Character education is just one component of the mental health curriculum that runs through each grade level and class. Pantaleone sees it as addressing children’s basic needs for safety and acceptance in the school social sphere.

“Addressing how children are treated comes before how we teach them,” Pantaleone said.

The mental health curriculum also runs through academic classes.

For instance, Pantaleone asked, “How did Abraham Lincoln’s depressions affect his presidency?”

The new curriculum includes consideration of such factors in history and literature. School libraries have added books about different cultures, LGBT life, mixed households and poverty, he said.

He also sees the new ways exercise has been integrated into the school day as aspects of the mental health curriculum. Children who attend Zero Hour PE, an exercise program offered before school at the two elementary schools, said they made friends there, were more energetic in class, and improved academically.

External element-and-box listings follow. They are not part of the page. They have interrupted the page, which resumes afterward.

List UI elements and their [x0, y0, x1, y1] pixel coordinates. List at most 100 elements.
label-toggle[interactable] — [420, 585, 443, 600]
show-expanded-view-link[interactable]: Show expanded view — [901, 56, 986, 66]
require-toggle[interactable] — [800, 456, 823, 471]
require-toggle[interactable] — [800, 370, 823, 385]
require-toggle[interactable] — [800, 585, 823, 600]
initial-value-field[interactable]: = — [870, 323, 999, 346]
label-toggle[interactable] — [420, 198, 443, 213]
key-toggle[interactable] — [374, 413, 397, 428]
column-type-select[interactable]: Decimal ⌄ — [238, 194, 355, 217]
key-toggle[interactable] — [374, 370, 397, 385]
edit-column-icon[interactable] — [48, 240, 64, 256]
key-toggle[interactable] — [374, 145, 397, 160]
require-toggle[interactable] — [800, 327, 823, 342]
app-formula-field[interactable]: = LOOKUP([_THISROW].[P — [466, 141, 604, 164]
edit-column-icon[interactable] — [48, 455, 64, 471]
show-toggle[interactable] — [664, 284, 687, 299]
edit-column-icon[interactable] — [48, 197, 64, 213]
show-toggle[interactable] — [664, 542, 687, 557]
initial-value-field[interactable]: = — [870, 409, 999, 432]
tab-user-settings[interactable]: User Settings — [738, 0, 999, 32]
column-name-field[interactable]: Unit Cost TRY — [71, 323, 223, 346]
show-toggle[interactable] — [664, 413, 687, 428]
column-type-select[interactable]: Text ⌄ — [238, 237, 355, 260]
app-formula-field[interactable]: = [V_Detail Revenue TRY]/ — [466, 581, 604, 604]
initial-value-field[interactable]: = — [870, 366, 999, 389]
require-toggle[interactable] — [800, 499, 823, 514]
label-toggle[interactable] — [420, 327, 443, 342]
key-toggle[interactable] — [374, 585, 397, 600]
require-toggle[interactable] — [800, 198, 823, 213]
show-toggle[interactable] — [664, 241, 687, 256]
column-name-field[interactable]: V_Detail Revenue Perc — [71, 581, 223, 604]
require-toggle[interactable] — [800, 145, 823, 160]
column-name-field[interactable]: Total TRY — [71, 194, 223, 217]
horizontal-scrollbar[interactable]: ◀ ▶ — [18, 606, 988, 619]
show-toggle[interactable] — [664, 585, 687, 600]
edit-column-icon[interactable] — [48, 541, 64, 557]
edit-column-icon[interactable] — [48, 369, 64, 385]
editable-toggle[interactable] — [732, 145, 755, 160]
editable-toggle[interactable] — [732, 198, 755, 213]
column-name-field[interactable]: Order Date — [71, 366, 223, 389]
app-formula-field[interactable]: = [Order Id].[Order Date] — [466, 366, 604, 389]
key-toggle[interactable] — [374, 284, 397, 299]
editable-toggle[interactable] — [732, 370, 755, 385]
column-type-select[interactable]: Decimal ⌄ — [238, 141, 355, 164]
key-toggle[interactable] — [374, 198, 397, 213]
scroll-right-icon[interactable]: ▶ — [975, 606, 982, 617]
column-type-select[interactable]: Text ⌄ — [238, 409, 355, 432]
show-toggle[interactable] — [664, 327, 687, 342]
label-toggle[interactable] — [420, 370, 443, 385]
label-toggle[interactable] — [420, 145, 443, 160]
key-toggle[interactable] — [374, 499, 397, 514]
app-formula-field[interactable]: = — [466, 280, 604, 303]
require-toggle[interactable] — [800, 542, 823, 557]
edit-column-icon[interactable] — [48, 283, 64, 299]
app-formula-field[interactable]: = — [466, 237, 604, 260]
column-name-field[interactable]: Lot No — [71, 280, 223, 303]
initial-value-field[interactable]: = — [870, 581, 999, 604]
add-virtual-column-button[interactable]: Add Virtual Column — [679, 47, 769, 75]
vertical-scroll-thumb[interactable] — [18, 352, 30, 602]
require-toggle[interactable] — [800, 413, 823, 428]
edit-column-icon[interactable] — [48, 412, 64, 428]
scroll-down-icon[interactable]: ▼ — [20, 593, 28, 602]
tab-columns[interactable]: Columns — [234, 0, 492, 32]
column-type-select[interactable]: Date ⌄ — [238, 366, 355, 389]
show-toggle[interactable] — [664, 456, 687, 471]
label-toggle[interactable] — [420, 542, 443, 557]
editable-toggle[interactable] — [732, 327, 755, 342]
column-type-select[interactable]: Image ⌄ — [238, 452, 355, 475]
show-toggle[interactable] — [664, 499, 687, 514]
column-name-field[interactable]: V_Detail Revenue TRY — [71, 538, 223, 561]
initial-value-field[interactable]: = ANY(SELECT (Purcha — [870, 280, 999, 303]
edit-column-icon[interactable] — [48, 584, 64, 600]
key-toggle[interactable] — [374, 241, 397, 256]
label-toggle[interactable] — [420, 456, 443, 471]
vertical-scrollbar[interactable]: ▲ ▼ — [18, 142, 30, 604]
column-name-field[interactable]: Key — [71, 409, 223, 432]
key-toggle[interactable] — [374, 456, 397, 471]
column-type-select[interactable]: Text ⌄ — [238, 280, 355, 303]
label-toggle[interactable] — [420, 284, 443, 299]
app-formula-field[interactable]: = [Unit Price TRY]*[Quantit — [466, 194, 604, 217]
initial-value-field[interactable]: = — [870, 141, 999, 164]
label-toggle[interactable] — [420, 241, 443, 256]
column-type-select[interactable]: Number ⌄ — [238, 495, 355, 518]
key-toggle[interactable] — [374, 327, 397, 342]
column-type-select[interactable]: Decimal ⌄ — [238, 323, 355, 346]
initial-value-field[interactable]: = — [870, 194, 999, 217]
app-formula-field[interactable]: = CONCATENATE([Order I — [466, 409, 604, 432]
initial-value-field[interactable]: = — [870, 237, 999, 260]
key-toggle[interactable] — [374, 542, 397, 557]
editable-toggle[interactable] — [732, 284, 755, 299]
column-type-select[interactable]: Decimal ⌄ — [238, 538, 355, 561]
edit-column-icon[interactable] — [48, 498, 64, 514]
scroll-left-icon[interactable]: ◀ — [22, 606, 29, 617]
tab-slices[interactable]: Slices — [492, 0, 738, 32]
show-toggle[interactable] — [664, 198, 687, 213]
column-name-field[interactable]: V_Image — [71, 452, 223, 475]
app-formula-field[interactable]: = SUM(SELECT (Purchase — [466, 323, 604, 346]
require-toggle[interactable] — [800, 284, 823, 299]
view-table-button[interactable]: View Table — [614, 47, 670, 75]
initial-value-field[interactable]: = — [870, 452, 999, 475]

Other parts of the effort to integrate more physical activity into school days include the kinesthetic learning lab, where students move while they learn; kinesthetic hallways, where students exercise on their way to class; “brain breaks” in class, and “Fit Fridays.”

Research has shown that exercise enhances learning, and for some students, physical engagement is particularly valuable.

Pantaleone noted Howard Gardner’s theory of multiple intelligences, which asserts that people have different kinds of intelligence. The ones Gardner identified include linguistic, visual/artistic, mathematical, musical, interpersonal, introspective, bodily kinesthetic and attunement to nature. Opportunities for physical activity integrated with academics give kinesthetically inclined students opportunities to excel.

Providing different enrichment activities also gives students opportunities to be part of a group, a sense of belonging, which enhances their engagement in school, Pantaleone said.

“Port Jervis has the first trauma-informed social emotion school curriculum,” aimed at building student resilience, said Julika Von Stackelberg, parenting and family life educator and Resilience Project coordinator at Cornell Cooperative Extension.

The Resilience Project documentary, “Resilience,” will be shown at Port Jervis High School at 4:30 p.m. Feb. 11.